Is solving systems of equations modulo $k$ in $\mathsf{coMod}_k\mathsf L$ for $k$ composite?

Question

I'm interested in the complexity of solving linear equations modulo k, for arbitrary k (and with a special interest in prime powers), specifically:

Problem. For a given system of $m$ linear equations in $n$ unknowns modulo $k$, do there exist any solutions?

In the abstract to their paper Structure and importance of logspace-MOD classes on the classes Mod_kL, Buntrock, Damm, Hertrampf, and Meinel claim that they "demonstrate their significance by proving that all standard problems of linear algebra over the finite rings $\mathbb Z/k\mathbb Z$ are complete for these classes". On closer inspection, the story is more complicated. For instance, Buntrock et al. show (by a proof-sketch in an earlier and freely accessible draft found by Kaveh, thanks!) that solving systems of linear equations is instead in the complementary class coMod_kL, for k prime. This class is not known to be equal to Mod_kL for k composite, but never mind that — what I'm concerned about is the fact that they don't make any remarks about whether solving systems of linear equations mod k is even contained in coMod_kL for k composite!

Question: Is solving systems of linear equations modulo k contained in coMod_kL for all positive k?

If you can solve systems of equations modulo a higher power q of a prime p, you can solve them modulo p as well; so solving systems of equations modulo q is coMod_pL-hard. If you could show that this problem is in Mod_qL, you would end up showing Mod_kL = coMod_kL for all k. That's likely to be difficult to prove. But is it in coMod_kL?

Answer 1

I'm happy to say that I think we can answer this question in the affirmative: that is, deciding whether a linear congruence is feasible modulo k is coMod_kL-complete.

We can actually reduce this problem to the special case of prime powers. One may show that:

Normal Form. The class coMod_kL consists of langauges L of the form L = L_p1 ∩ L_p2 ∩ ... ∩ L_pr , where L_pj ∈ coMod_pj L and where p_j ranges over the prime factors of k.

By the Remainder Theorem, any solution to a system of equations modulo each of the prime powers $p_{\!j}^{e_j}$ dividing k gives rise to a solution to the same system, mod k. So if solving systems of linear equations over $p_{\!j}^{t_j}$ is contained in coMod_pj L, it follows that solving systems of equations mod k is contained in coMod_kL.

There's a standard algorithm, described by McKenzie and Cook for reducing linear congruences modulo a prime power to constructing a spanning set for its nullspace (namely, for Ax = y over a given ring, construct a basis for the nullspace of [ A | y ] and see if any solutions exist with a final coefficient of −1); and subsequently for reducing the construction of nullspaces modulo prime powers to constructing nullspaces modulo primes, and matrix multiplication modulo prime powers. Both of the latter tasks are problems which are feasible for coMod_kL, provided that you can construct the matrices involved.
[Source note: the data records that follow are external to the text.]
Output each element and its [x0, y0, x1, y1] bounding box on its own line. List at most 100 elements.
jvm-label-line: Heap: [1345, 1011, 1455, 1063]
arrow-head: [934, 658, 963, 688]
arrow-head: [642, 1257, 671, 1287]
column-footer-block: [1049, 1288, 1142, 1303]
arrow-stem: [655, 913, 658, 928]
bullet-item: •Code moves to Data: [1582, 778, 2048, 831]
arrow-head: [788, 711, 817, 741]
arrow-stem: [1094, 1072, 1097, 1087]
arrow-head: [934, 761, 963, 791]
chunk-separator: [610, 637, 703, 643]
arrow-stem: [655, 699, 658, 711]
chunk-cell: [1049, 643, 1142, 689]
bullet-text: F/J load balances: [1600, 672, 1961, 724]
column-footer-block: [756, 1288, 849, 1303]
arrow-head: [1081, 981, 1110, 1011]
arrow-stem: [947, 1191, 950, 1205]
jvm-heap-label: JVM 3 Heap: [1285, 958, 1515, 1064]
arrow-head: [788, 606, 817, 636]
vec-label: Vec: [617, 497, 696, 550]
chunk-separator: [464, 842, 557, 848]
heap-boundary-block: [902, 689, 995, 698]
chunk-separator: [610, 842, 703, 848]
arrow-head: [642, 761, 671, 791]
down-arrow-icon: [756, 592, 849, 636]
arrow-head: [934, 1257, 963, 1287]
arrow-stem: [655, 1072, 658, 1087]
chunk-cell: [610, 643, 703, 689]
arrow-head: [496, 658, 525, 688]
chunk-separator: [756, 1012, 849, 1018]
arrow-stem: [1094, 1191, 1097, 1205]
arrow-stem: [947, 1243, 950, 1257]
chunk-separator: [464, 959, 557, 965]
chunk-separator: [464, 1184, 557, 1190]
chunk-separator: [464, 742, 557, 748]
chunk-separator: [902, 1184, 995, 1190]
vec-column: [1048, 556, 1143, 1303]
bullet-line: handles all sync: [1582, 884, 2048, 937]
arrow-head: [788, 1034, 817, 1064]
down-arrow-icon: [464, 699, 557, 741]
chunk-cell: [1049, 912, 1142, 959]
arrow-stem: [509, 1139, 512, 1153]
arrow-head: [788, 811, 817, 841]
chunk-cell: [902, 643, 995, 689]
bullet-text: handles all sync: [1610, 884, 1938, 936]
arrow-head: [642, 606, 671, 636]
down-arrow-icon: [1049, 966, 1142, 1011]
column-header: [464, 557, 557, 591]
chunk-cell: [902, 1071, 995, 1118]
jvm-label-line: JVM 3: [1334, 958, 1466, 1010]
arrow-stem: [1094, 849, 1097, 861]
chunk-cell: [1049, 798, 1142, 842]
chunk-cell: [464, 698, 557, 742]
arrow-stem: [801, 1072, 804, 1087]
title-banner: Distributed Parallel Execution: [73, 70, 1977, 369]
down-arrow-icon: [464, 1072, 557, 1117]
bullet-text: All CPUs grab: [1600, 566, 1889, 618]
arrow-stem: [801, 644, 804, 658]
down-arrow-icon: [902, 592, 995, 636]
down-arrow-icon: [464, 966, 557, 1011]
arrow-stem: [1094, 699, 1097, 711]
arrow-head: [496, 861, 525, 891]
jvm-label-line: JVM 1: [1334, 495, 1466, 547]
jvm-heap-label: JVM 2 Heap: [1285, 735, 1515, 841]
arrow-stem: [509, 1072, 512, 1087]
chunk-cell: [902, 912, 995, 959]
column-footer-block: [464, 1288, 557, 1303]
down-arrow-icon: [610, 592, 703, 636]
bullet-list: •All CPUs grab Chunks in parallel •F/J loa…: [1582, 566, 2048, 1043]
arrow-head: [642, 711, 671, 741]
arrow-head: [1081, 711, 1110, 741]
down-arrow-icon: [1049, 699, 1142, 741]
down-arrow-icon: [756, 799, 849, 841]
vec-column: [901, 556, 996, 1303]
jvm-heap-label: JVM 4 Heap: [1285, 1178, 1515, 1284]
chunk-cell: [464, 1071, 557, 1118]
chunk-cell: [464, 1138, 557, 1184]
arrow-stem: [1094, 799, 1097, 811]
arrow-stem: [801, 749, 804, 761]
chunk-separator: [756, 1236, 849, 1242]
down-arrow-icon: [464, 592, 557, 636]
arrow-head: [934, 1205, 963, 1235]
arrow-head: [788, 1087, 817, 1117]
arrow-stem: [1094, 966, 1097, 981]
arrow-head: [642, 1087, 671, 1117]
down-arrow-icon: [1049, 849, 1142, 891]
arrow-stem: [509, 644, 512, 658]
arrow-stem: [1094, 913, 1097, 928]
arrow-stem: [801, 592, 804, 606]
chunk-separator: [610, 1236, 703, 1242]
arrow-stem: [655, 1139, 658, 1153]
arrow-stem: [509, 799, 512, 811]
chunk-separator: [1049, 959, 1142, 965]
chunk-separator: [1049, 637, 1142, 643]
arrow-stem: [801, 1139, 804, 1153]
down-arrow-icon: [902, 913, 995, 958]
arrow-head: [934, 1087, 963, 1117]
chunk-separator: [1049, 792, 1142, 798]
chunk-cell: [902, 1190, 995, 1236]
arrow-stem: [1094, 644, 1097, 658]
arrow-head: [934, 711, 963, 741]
It turns out that the matrices involved in the reduction of McKenzie and Cook can themselves be computed by matrix multiplication, and (crucially) division by a constant factor. Fortunately, for prime powers, the coefficients of the matrices involved can be computed on the work-tape using an oracle for coMod_pL-machines; and the division by a constant can be performed in NC¹, which is again feasible in coMod_pL. So it turns out that the whole problem is ultimately doable in coMod_kL.

For complete details, see [arxiv:1202.3949].